I first happened upon this group in June of last year, when the lead singer Chris made a thread on a message board I was frequenting about his band. The samples on the main page were outstanding. They were melodic, tinged with something I thought was reminiscent of eighties New Wave, when it was still the dark brooding poetry of Robert Smith instead of Stacey Q's poppy vocals and danceable rhythms. However, it wasn't until November of last year that Untouched was finally put on sale - for community members only, if memory serves. When I finally received it and put it into my old stereo system, an unforgettable synth line started, a bit more glam-esque than I previously thought it would be, but not disappointing in the least. Then, the vocals began - and I was again reminded of New Wave, only a bit more... raw, I suppose, is the word I'm looking for. It was easy to dance to, while still keeping the poetry I had come to expect from lead vocalist Chrisstoffer Nightinglam after reading the site for months, by now. "Double Lips" has since become a staple in any mixed CDs I make for anyone, as it fits in with anyone's tastes beautifully and is quite hard to resist.

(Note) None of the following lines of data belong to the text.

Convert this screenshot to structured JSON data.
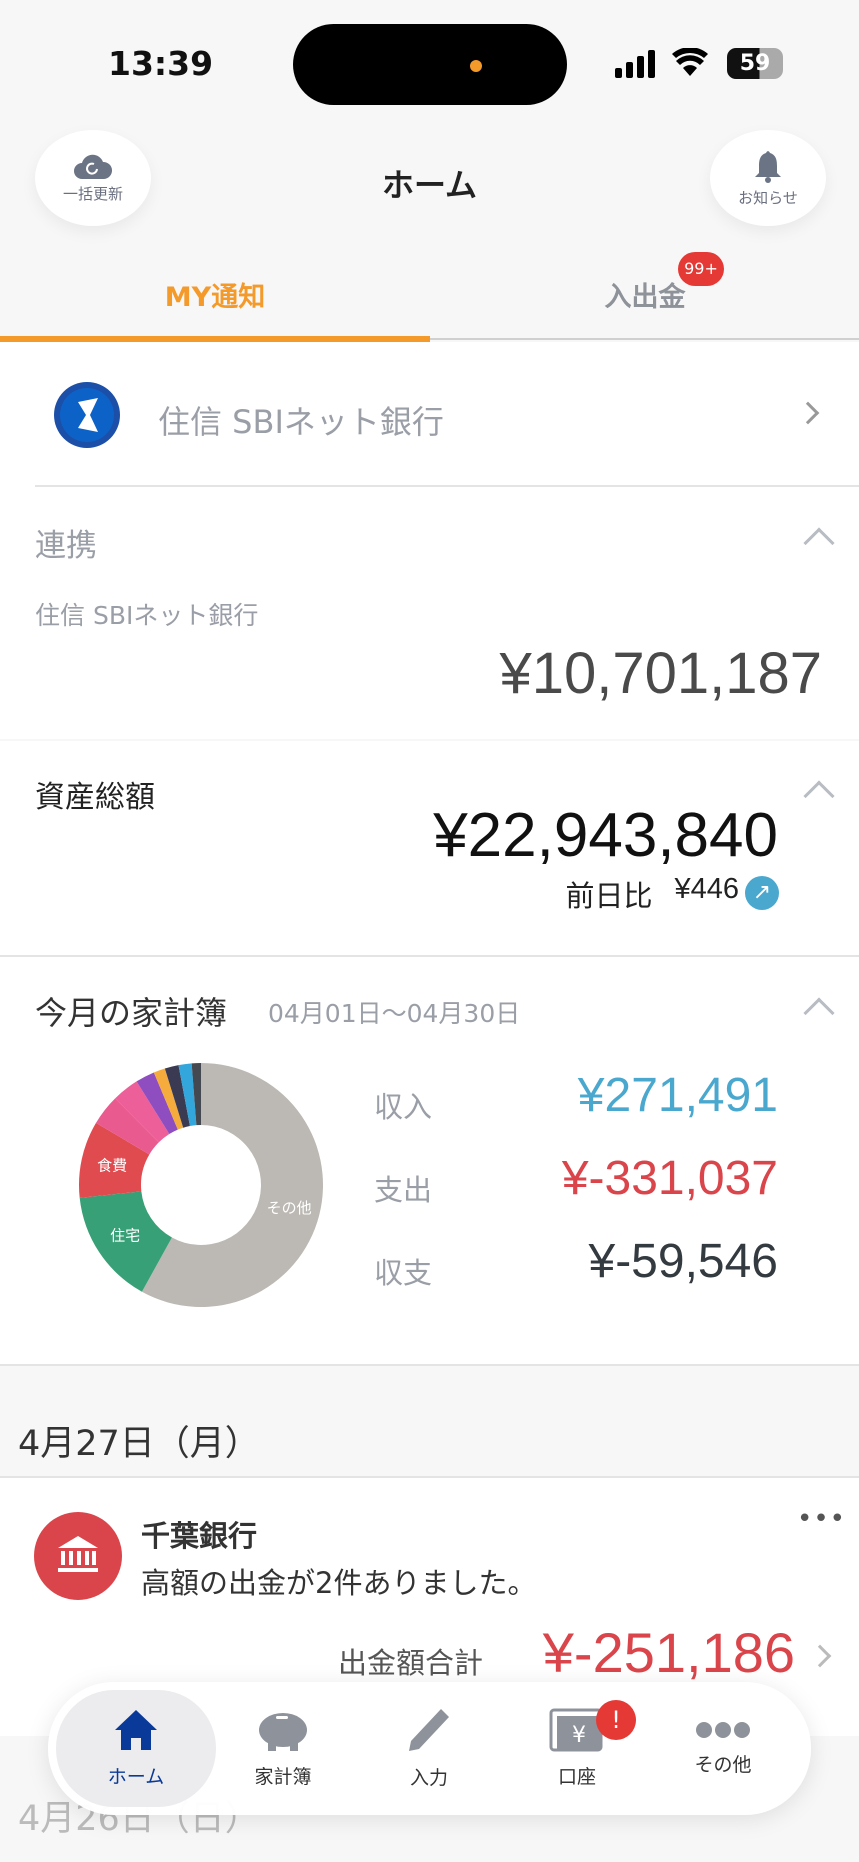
{
  "status": {
    "time": "13:39",
    "battery": "59"
  },
  "header": {
    "title": "ホーム",
    "refresh_label": "一括更新",
    "notice_label": "お知らせ"
  },
  "tabs": [
    {
      "label": "MY通知",
      "active": true
    },
    {
      "label": "入出金",
      "badge": "99+"
    }
  ],
  "bank_row": {
    "name": "住信 SBIネット銀行"
  },
  "linked": {
    "title": "連携",
    "bank": "住信 SBIネット銀行",
    "amount": "¥10,701,187"
  },
  "assets": {
    "title": "資産総額",
    "amount": "¥22,943,840",
    "diff_label": "前日比",
    "diff": "¥446"
  },
  "budget": {
    "title": "今月の家計簿",
    "period": "04月01日〜04月30日",
    "rows": [
      {
        "label": "収入",
        "value": "¥271,491",
        "color": "#4aa8cf"
      },
      {
        "label": "支出",
        "value": "¥-331,037",
        "color": "#d9454a"
      },
      {
        "label": "収支",
        "value": "¥-59,546",
        "color": "#333a40"
      }
    ],
    "slices": [
      {
        "label": "その他",
        "pct": 57,
        "color": "#bcb8b3"
      },
      {
        "label": "住宅",
        "pct": 15,
        "color": "#38a077"
      },
      {
        "label": "食費",
        "pct": 10,
        "color": "#e04b50"
      },
      {
        "label": "",
        "pct": 4,
        "color": "#e95a8f"
      },
      {
        "label": "",
        "pct": 3.5,
        "color": "#ec5f98"
      },
      {
        "label": "",
        "pct": 2.5,
        "color": "#8e4ebf"
      },
      {
        "label": "",
        "pct": 1.5,
        "color": "#f6ac3c"
      },
      {
        "label": "",
        "pct": 1.8,
        "color": "#3a3a52"
      },
      {
        "label": "",
        "pct": 1.7,
        "color": "#33a6dc"
      },
      {
        "label": "",
        "pct": 1.2,
        "color": "#444850"
      }
    ]
  },
  "feed": {
    "date": "4月27日（月）",
    "card": {
      "bank": "千葉銀行",
      "message": "高額の出金が2件ありました。",
      "total_label": "出金額合計",
      "total": "¥-251,186"
    },
    "next_date": "4月26日（日）"
  },
  "nav": [
    {
      "label": "ホーム",
      "icon": "home-icon"
    },
    {
      "label": "家計簿",
      "icon": "piggy-bank-icon"
    },
    {
      "label": "入力",
      "icon": "pencil-icon"
    },
    {
      "label": "口座",
      "icon": "account-yen-icon",
      "badge": "!"
    },
    {
      "label": "その他",
      "icon": "more-icon"
    }
  ],
  "colors": {
    "accent": "#f39a2b",
    "nav_active": "#0a3a99"
  }
}
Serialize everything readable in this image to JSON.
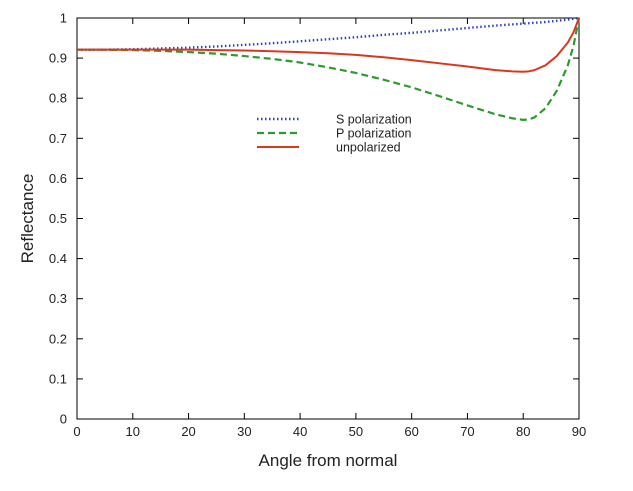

After "Double Lips", the CD launches into a slower piece, with a yearning synth line, with almost emo-esque lyrics, without the irritating whiny factor most Emo lyrics have, as in, "Could you hug a little harder? 'Cause the man in white he seems to got your hand away from me." Hauntingly beautiful, these lyrics stay with you long after the song has stopped. A mood of longing and a sense of loss is hard to ignore, and Dreadful Dollface chose to follow this song with the just as impressive (and depressing) song, "Honesty". The vocals in this are astounding. They are very reminiscent of Joy Division (whom I absolutely adore, so it's a compliment to the highest degree for me) and the instruments are ethereal and beautiful, while still being exceedingly depressing. This creates the same vague lack of hope and happiness the previous song did, with the repeated lyrics "That's when one dies" at the end, enforcing the feeling of desperation and making your thoughts sink lower and lower each time he speaks.
Lo and behold, "Venus in Feathers," the next song, returns to the danceable, slightly more positive side of Dreadful Dollface. This, if anything, is their most glam piece, and would've been quite the hit in the heyday of Ziggy Stardust and T- Rex. It's one of those songs that works its way into your subconscious, repeating and repeating without you noticing until you find yourself tapping out the rhythm on a desk at school, or humming it in the shower. With the last song on what I consider to be the best EP I've heard in years, Dreadful Dollface exchanges the more synth-oriented side of themselves for a delicate piano piece, changing the focus to Chris's voice and lyrics, featuring rather lovely backup female vocals by Andy, who has since left the band. The lyrics speak of love, elegant and exquisite, in a pure form we all wish for at one time or another, and how it must end.
The only complaint I might have is the production/sound quality is a bit low, but hey- it was made by an unsigned band on a limited budget, so I can cut them a bit of slack on that level. The EP is five songs long, at three Euros for two of them, and is limited edition since Andy made the decision to leave the band. Untouched is a CD that I can assure you will never sit on a shelf and collect dust, and this is a band you will watch quickly ascend the stair to stardom.